Chance is central, on my view, in permitting the creativity, generativity and novelty of what we call ‘imagination’ in ordinary language to be truly creative, generative and novel in the sense of not sufficiently caused by past processing. Imagination involves chancy recombinations of high-level representations, or operations on representations from within the agent’s own brain/mind. The agent can then endorse an imagined outcome, which is endorseable as his or her own because it involves recombinations of the agent’s own high-level representations and operations. Chance plays an indispensable role in generating options de novo from the agent’s own repertoire of representations in memory and using the agent’s own mental operators or capabilities. Yes, agency is involved in endorsing an imagined option. But it is an option that was generated in a chancy way among parts of the agent’s own mind, so was the agent’s idea, not anyone else's and not some utterly random idea that had nothing to do with the agent's mind or character. So there is enhanced agent-level control here because chance *does* play a significant role in expanding the agent’s generativity, creativity and novelty of thought and consequent actions, relative to the deterministic case, where there is only one possible option, sufficiently caused before the agent even existed. In a deterministic universe there can be no de novo generation of representations to act upon. The agent becomes responsible for an imagined outcome, goal or commitment when he endorses it as his own and decides to try to realize that imagined outcome or goal in reality through concrete enactment. It is not that chance makes us more responsible because we were able to do otherwise in the world, it makes us more responsible because we were able to do otherwise in our minds before we committed to enacting one option over all the possible others. There is no capacity to do otherwise in either sense (namely in the world or in imagination) for a deterministic agent. But then again, I would reject that there is MR for a deterministic agent on other grounds discussed above at the beginning of this reply to you.

“As far as I can tell, the main reason LFW is worth wanting on your view is that things could have turned out differently, not that agents bear ultimate responsibility for self-formation (an impossibility under determinism) which then makes them blameworthy and deserving of punishment for who they’ve become, as distinct from punishment for consequentialist reasons such as deterrence.”

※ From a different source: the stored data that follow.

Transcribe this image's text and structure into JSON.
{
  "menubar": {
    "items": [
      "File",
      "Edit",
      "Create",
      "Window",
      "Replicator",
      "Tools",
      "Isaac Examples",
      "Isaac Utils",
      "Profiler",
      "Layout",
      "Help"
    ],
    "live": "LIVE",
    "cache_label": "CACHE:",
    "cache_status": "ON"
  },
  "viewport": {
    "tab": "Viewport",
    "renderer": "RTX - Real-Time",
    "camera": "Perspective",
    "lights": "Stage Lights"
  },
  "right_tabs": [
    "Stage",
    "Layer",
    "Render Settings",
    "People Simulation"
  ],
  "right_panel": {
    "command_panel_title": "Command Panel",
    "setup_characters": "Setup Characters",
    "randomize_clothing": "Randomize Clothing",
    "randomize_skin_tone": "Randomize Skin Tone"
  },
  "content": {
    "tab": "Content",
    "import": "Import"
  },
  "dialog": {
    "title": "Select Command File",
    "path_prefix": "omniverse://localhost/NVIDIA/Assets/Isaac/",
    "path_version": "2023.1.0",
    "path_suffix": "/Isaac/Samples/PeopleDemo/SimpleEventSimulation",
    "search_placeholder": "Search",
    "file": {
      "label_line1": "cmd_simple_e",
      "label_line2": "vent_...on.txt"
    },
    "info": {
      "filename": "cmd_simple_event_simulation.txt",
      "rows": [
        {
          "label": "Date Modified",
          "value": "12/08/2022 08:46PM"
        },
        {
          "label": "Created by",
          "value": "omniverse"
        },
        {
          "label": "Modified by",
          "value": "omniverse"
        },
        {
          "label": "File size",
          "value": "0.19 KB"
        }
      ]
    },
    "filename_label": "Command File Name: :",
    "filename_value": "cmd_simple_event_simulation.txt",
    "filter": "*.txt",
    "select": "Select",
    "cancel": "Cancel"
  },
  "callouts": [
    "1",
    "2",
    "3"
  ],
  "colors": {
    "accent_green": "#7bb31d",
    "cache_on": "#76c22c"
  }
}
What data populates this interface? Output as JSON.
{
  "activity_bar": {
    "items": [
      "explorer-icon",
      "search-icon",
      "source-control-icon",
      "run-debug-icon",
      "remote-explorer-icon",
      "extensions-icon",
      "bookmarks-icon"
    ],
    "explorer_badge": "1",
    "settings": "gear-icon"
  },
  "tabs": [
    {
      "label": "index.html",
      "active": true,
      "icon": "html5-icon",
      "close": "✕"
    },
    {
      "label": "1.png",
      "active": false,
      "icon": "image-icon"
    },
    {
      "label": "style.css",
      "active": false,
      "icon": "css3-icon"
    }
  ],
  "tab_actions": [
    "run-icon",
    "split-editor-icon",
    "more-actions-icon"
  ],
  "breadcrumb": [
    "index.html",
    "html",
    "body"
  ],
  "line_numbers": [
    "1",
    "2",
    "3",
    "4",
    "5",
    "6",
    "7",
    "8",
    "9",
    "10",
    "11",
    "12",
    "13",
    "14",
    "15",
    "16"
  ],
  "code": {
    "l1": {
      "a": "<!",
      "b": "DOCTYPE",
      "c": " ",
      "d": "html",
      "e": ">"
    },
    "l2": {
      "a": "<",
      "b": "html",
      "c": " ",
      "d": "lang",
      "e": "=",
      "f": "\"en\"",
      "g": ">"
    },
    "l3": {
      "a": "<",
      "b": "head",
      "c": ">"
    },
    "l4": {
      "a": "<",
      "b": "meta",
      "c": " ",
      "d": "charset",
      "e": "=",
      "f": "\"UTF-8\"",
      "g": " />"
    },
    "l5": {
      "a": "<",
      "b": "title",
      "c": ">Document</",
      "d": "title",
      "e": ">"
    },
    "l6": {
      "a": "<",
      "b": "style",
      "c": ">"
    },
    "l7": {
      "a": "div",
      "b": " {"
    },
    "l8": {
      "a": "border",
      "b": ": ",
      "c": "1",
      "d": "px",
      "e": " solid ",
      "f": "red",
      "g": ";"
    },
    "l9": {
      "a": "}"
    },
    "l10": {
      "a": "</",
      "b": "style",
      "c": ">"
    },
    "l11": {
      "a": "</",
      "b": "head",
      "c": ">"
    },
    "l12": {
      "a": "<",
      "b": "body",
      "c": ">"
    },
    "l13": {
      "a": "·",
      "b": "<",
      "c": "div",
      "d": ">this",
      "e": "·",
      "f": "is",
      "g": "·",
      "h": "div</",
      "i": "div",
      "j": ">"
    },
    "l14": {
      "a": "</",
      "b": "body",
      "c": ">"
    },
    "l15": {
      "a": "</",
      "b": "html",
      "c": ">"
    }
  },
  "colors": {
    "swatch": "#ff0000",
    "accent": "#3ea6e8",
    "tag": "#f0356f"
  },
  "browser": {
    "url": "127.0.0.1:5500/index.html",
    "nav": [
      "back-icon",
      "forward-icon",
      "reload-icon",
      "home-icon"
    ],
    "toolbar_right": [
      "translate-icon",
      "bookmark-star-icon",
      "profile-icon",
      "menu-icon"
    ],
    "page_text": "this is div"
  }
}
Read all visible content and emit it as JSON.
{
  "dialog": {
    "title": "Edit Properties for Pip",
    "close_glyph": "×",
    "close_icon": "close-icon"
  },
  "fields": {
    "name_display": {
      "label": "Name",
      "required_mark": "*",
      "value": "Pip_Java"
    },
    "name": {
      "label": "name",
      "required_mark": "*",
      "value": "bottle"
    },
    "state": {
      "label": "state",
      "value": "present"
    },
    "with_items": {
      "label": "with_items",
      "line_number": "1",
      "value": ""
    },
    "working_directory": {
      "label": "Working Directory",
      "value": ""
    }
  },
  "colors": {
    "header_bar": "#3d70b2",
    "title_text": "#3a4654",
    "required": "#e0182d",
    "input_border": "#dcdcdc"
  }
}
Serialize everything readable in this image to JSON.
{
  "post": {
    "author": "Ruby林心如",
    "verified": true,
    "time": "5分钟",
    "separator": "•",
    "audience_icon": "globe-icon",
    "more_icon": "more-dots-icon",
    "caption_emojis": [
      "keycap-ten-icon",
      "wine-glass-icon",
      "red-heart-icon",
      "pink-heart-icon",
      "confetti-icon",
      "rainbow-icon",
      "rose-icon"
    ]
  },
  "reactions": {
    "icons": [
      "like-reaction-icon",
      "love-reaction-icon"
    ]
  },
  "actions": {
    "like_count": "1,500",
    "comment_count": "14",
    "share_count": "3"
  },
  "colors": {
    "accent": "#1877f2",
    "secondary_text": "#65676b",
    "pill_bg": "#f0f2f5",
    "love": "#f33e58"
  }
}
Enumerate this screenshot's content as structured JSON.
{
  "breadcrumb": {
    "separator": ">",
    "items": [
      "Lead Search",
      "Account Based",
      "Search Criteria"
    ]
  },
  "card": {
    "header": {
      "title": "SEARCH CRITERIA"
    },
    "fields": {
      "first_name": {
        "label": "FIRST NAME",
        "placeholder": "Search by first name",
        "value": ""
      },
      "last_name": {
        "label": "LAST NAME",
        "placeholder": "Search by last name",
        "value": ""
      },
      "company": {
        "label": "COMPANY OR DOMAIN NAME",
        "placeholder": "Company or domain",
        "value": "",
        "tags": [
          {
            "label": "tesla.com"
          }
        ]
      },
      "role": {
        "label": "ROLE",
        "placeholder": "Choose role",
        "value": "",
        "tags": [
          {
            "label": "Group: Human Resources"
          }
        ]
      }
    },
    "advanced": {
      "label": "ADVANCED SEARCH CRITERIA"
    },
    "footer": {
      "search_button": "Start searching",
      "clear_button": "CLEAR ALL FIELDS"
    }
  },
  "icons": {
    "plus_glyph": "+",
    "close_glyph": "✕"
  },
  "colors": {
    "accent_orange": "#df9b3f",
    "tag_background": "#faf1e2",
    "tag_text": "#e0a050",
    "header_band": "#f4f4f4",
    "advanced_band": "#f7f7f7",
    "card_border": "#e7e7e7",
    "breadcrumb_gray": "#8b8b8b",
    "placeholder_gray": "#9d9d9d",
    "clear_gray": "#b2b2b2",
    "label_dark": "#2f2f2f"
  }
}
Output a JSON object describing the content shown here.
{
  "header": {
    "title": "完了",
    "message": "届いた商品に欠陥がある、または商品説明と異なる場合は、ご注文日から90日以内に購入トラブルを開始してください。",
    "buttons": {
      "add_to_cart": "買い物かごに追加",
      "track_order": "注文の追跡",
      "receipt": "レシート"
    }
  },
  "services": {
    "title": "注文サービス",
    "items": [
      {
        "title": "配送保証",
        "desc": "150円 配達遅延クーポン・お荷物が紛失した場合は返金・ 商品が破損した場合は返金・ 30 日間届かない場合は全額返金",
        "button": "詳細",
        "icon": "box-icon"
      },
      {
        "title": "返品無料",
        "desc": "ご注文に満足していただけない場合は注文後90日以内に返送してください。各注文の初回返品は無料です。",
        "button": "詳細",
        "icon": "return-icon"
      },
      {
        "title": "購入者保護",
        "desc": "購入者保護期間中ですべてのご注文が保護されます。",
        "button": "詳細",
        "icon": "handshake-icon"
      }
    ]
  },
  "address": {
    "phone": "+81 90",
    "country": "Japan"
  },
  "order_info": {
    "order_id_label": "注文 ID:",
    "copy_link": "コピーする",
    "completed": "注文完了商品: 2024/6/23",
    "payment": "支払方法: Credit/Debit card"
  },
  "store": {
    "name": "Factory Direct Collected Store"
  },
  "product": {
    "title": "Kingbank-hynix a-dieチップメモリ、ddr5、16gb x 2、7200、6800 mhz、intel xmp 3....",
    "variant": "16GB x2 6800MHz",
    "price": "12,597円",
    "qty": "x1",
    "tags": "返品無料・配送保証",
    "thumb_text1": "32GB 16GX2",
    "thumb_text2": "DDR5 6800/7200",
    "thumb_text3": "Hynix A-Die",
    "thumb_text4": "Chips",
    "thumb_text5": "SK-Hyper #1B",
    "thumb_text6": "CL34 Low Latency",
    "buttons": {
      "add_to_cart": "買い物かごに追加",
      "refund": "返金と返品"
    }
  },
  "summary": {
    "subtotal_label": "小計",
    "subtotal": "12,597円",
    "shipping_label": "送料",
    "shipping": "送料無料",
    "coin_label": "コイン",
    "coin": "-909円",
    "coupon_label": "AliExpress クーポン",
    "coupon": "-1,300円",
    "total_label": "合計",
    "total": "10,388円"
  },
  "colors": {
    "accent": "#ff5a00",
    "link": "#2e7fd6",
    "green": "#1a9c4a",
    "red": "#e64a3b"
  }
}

I think we can separate questions of responsibility for who we have become from the question of whether our past voluntary decisions to attain this kind of self versus that kind of self, and efforts to realize our envisioned self, have played a necessary causal role in who we have become. We do not have to be 100 percent self-forming. In fact, elsewhere on this thread I wrote that even a God could not be that. But even if we are only somewhat self-causing we have somewhat agentically caused being the being who we are now. If that is true, I would say that counts as a non-zero degree of ultimate responsibility.